Heroes Who Break the Mold

By dwelling on rescuers' imperfections, we overshadow their selfless deeds.

Charles Ramsey could hardly have predicted the online juggernaut he set into motion last week when he gave a Cleveland TV station an off-the-cuff interview. “I barbecue with this dude. We eat ribs and whatnot and listen to salsa music,” he said after helping rescue three women from captivity in his neighbor's house. “Bro, I knew something was wrong when a little, pretty white girl ran into a black man's arms.”

After Ramsey's no-holds-barred narration hit YouTube, he became an Internet sensation. His face and voice were everywhere, plastered on news sites, reposted on Facebook, and spliced into other YouTube videos. Still, it wasn't long before Internet sleuths dug up and dissected his past domestic violence arrests. “[His] dramatic and shocking rescue,” one observer wrote, “turned into a witch hunt to disparage his character.” Similarly, after the Boston Marathon bombings, multiple news sources revealed that Tyler Dodd, who'd helped 20-year-old Victoria McGrath at the scene, had lied to her about his identity. Though he'd claimed to be an Afghanistan combat vet to ease her fears, he'd never actually been in the armed services.

The focus on rescuers' shortfalls is understandable, given today's sensationalized media environment. But it detracts from the heart of the matter: People like Charles Ramsey and Tyler Dodd are true heroes. They put their own lives on the line to help someone else with no expectation of reward, and their transcendent acts deserve to be celebrated. Real-life heroes don't fit some airy-fairy heroic archetype, and they don't lead spotless or uncomplicated lives. To some people, this can come as a disappointment—think of the Internet hoopla surrounding Martin Luther King's philandering, Gandhi's racist statements about South African blacks, and Mother Teresa's personal crisis of faith.
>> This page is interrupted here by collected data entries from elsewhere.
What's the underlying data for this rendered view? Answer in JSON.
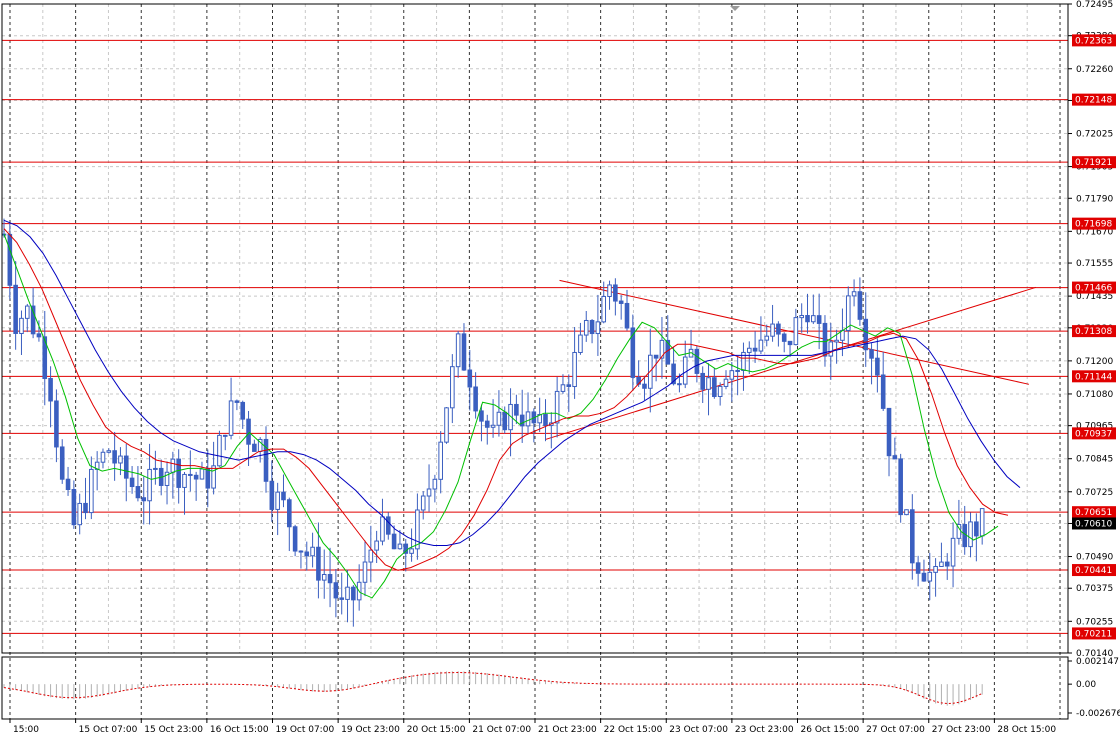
{
  "chart_data": {
    "type": "candlestick",
    "symbol": "AUDUSD",
    "timeframe": "H4",
    "colors": {
      "background": "#ffffff",
      "grid": "#c8c8c8",
      "candle": "#3b5fc0",
      "level_line": "#e00000",
      "level_label_bg": "#e00000",
      "level_label_text": "#ffffff",
      "current_label_bg": "#000000",
      "ma_fast": "#00c000",
      "ma_mid": "#e00000",
      "ma_slow": "#0000c0",
      "trendline": "#e00000",
      "osc_bar": "#b0b0b0",
      "osc_signal": "#e00000"
    },
    "y_axis": {
      "min": 0.7014,
      "max": 0.72495,
      "ticks": [
        "0.72495",
        "0.72380",
        "0.72260",
        "0.72145",
        "0.72025",
        "0.71905",
        "0.71790",
        "0.71670",
        "0.71555",
        "0.71435",
        "0.71320",
        "0.71200",
        "0.71080",
        "0.70965",
        "0.70845",
        "0.70725",
        "0.70610",
        "0.70490",
        "0.70375",
        "0.70255",
        "0.70140"
      ]
    },
    "x_axis": {
      "labels": [
        "15:00",
        "15 Oct 07:00",
        "15 Oct 23:00",
        "16 Oct 15:00",
        "19 Oct 07:00",
        "19 Oct 23:00",
        "20 Oct 15:00",
        "21 Oct 07:00",
        "21 Oct 23:00",
        "22 Oct 15:00",
        "23 Oct 07:00",
        "23 Oct 23:00",
        "26 Oct 15:00",
        "27 Oct 07:00",
        "27 Oct 23:00",
        "28 Oct 15:00"
      ]
    },
    "levels": [
      {
        "price": 0.72363,
        "label": "0.72363"
      },
      {
        "price": 0.72148,
        "label": "0.72148"
      },
      {
        "price": 0.71921,
        "label": "0.71921"
      },
      {
        "price": 0.71698,
        "label": "0.71698"
      },
      {
        "price": 0.71466,
        "label": "0.71466"
      },
      {
        "price": 0.71308,
        "label": "0.71308"
      },
      {
        "price": 0.71144,
        "label": "0.71144"
      },
      {
        "price": 0.70937,
        "label": "0.70937"
      },
      {
        "price": 0.70651,
        "label": "0.70651"
      },
      {
        "price": 0.70441,
        "label": "0.70441"
      },
      {
        "price": 0.70211,
        "label": "0.70211"
      }
    ],
    "current_price": {
      "price": 0.7061,
      "label": "0.70610"
    },
    "close_series": [
      0.7166,
      0.7135,
      0.7138,
      0.7128,
      0.711,
      0.7075,
      0.706,
      0.707,
      0.7082,
      0.7088,
      0.708,
      0.7075,
      0.7072,
      0.7078,
      0.7083,
      0.708,
      0.7079,
      0.7076,
      0.708,
      0.7098,
      0.7105,
      0.7093,
      0.709,
      0.7072,
      0.7067,
      0.7056,
      0.705,
      0.7045,
      0.704,
      0.703,
      0.7034,
      0.7044,
      0.706,
      0.7055,
      0.7048,
      0.7055,
      0.7067,
      0.7082,
      0.7105,
      0.7125,
      0.7115,
      0.71,
      0.7092,
      0.71,
      0.7103,
      0.7098,
      0.7095,
      0.7102,
      0.711,
      0.712,
      0.713,
      0.7136,
      0.7148,
      0.714,
      0.712,
      0.7115,
      0.7125,
      0.7118,
      0.711,
      0.7122,
      0.7115,
      0.7112,
      0.7118,
      0.7117,
      0.7125,
      0.7128,
      0.713,
      0.7124,
      0.7133,
      0.714,
      0.7128,
      0.7122,
      0.7135,
      0.715,
      0.713,
      0.7118,
      0.709,
      0.707,
      0.705,
      0.7045,
      0.704,
      0.705,
      0.7055,
      0.7058,
      0.7061
    ],
    "ma_fast_series": [
      0.7166,
      0.7154,
      0.7142,
      0.7131,
      0.712,
      0.7107,
      0.7092,
      0.7082,
      0.708,
      0.7081,
      0.708,
      0.7079,
      0.7077,
      0.7078,
      0.708,
      0.7081,
      0.7081,
      0.708,
      0.7082,
      0.7089,
      0.7094,
      0.709,
      0.7086,
      0.7078,
      0.707,
      0.7062,
      0.7054,
      0.7049,
      0.7043,
      0.7036,
      0.7034,
      0.704,
      0.7048,
      0.7052,
      0.7054,
      0.7058,
      0.7066,
      0.7076,
      0.7091,
      0.7105,
      0.7104,
      0.7101,
      0.7097,
      0.7099,
      0.7101,
      0.7101,
      0.7099,
      0.7101,
      0.7106,
      0.7113,
      0.7121,
      0.7128,
      0.7134,
      0.7132,
      0.7127,
      0.7122,
      0.7123,
      0.712,
      0.7117,
      0.7119,
      0.7117,
      0.7116,
      0.7117,
      0.7119,
      0.7122,
      0.7125,
      0.7127,
      0.7127,
      0.713,
      0.7133,
      0.7131,
      0.7129,
      0.7132,
      0.713,
      0.7115,
      0.7095,
      0.7078,
      0.7065,
      0.7058,
      0.7055,
      0.7057,
      0.706
    ],
    "ma_mid_series": [
      0.7168,
      0.7163,
      0.7155,
      0.7146,
      0.7135,
      0.7124,
      0.7113,
      0.7104,
      0.7096,
      0.7092,
      0.7089,
      0.7087,
      0.7084,
      0.7083,
      0.7082,
      0.7082,
      0.7081,
      0.7081,
      0.7081,
      0.7084,
      0.7087,
      0.7088,
      0.7088,
      0.7085,
      0.7081,
      0.7075,
      0.7069,
      0.7063,
      0.7057,
      0.7051,
      0.7046,
      0.7044,
      0.7045,
      0.7047,
      0.7049,
      0.7052,
      0.7057,
      0.7064,
      0.7073,
      0.7084,
      0.709,
      0.7093,
      0.7095,
      0.7097,
      0.7099,
      0.71,
      0.71,
      0.7101,
      0.7103,
      0.7107,
      0.7112,
      0.7117,
      0.7123,
      0.7126,
      0.7126,
      0.7125,
      0.7124,
      0.7123,
      0.7121,
      0.7121,
      0.712,
      0.7119,
      0.7119,
      0.712,
      0.7121,
      0.7123,
      0.7125,
      0.7126,
      0.7127,
      0.7129,
      0.713,
      0.7128,
      0.712,
      0.7108,
      0.7094,
      0.7082,
      0.7074,
      0.7068,
      0.7065,
      0.7064
    ],
    "ma_slow_series": [
      0.7171,
      0.7169,
      0.7165,
      0.7159,
      0.7151,
      0.7142,
      0.7133,
      0.7124,
      0.7116,
      0.7109,
      0.7103,
      0.7098,
      0.7094,
      0.7091,
      0.7089,
      0.7087,
      0.7086,
      0.7085,
      0.7084,
      0.7085,
      0.7086,
      0.7087,
      0.7087,
      0.7086,
      0.7084,
      0.7081,
      0.7077,
      0.7073,
      0.7068,
      0.7064,
      0.7059,
      0.7056,
      0.7054,
      0.7053,
      0.7053,
      0.7054,
      0.7057,
      0.7061,
      0.7066,
      0.7072,
      0.7078,
      0.7083,
      0.7087,
      0.7091,
      0.7094,
      0.7097,
      0.7099,
      0.7101,
      0.7103,
      0.7105,
      0.7108,
      0.7111,
      0.7115,
      0.7118,
      0.712,
      0.7121,
      0.7122,
      0.7122,
      0.7122,
      0.7122,
      0.7122,
      0.7122,
      0.7122,
      0.7123,
      0.7124,
      0.7125,
      0.7126,
      0.7127,
      0.7128,
      0.7129,
      0.7128,
      0.7124,
      0.7117,
      0.7108,
      0.7099,
      0.7091,
      0.7084,
      0.7078,
      0.7074
    ],
    "trendlines": [
      {
        "from": {
          "bar": 77,
          "price": 0.70915
        },
        "to": {
          "bar": 147,
          "price": 0.71467
        }
      },
      {
        "from": {
          "bar": 79,
          "price": 0.71492
        },
        "to": {
          "bar": 146,
          "price": 0.71115
        }
      }
    ],
    "oscillator": {
      "ticks": [
        "0.002147",
        "0.00",
        "-0.002676"
      ],
      "min": -0.002676,
      "max": 0.002147
    }
  }
}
But the revelation that heroes are ordinary people, subject to the same doubts and limitations and temptations as the rest of us, should serve as an encouragement. If we accept that someone with shortcomings is still fully capable of behaving heroically, then we know that despite our personal failings, we, too, may be capable of ascending to the heights of heroism when the situation calls for it. Tyler Dodd might have fudged the truth about his background when he rescued Victoria McGrath, but in her eyes, he was still a hero. In the very moment when she felt most unmoored, he offered her safety and security the best way he knew how, and that's what she'll always remember. “I don’t mind that he lied to me,” McGrath said after she learned Dodd's true identity, according to MSNBC. “I would have told him to do it again a second time. It saved my life.”